Step-by-step workflow
- Write the baseline zero-shot prompt. Keep it simple. Describe the task clearly.
- Test with 5 representative inputs. Include at least one edge case and one adversarial input.
- Identify failure modes. Where does the model get it wrong? Does it misclassify edge cases? Produce the wrong format? Hallucinate?
- Add targeted improvements. If edge cases fail, add few-shot examples covering those cases. If reasoning is wrong, add CoT. If format is inconsistent, add XML output tags.
- Wrap in XML structure. Separate context, instructions, examples, and format into tagged sections.
- Measure again. Run the improved prompt against a larger test set (20–50 inputs). Compare accuracy before and after.
// The workflow in code
async function developPrompt(task: string, testInputs: string[]) {
// Step 1: Baseline
let systemPrompt = `${task}`;
let results = await runTests(systemPrompt, testInputs);
console.log("Baseline accuracy:", results.accuracy);
// Step 3: Identify failures
const failures = results.cases.filter((c) => !c.correct);
console.log("Failure patterns:", failures.map((f) => f.input));
// Step 4: Add few-shot examples targeting failures
systemPrompt = `${task}
<examples>
${failures.map((f) => `Input: "${f.input}" -> ${f.expectedOutput}`).join("\n")}
</examples>`;
// Step 6: Re-measure
results = await runTests(systemPrompt, testInputs);
console.log("After examples:", results.accuracy);
}
Run a support ticket classification task using three different techniques and compare their accuracy.
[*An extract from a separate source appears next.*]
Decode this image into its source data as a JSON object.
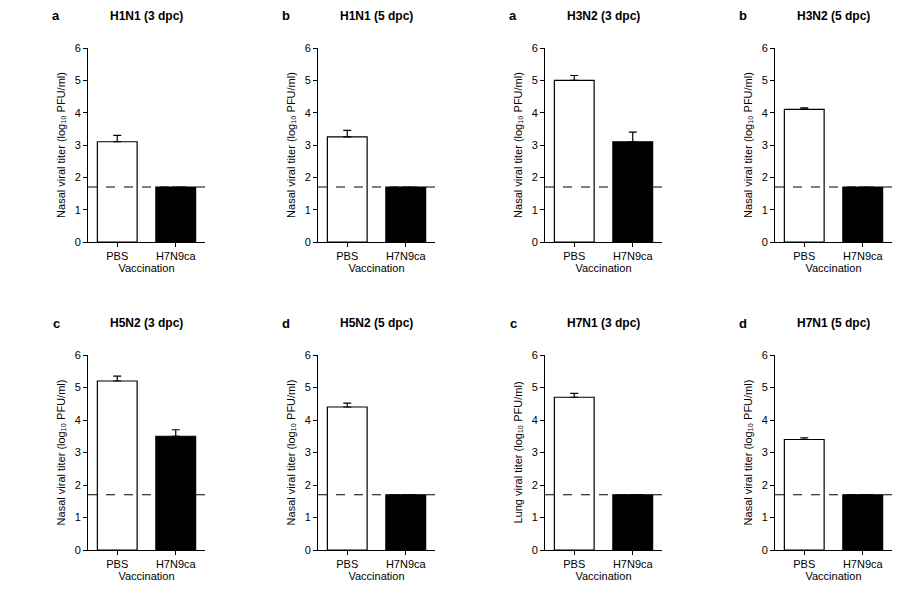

- Define 10 test tickets covering billing, technical, and account categories. Include 3 edge cases that could belong to multiple categories.
- Run zero-shot: Use a simple "Classify as billing, technical, or account" prompt. Record accuracy.
- Run few-shot: Add 5 examples (including 2 edge cases). Record accuracy. Note which previously-failed cases now succeed.
- Run CoT: Add "Think step by step about which category best fits before answering." Record accuracy.
- Compare: Which technique handles edge cases best? Which is most token-efficient? Write down which technique you would use in production and why.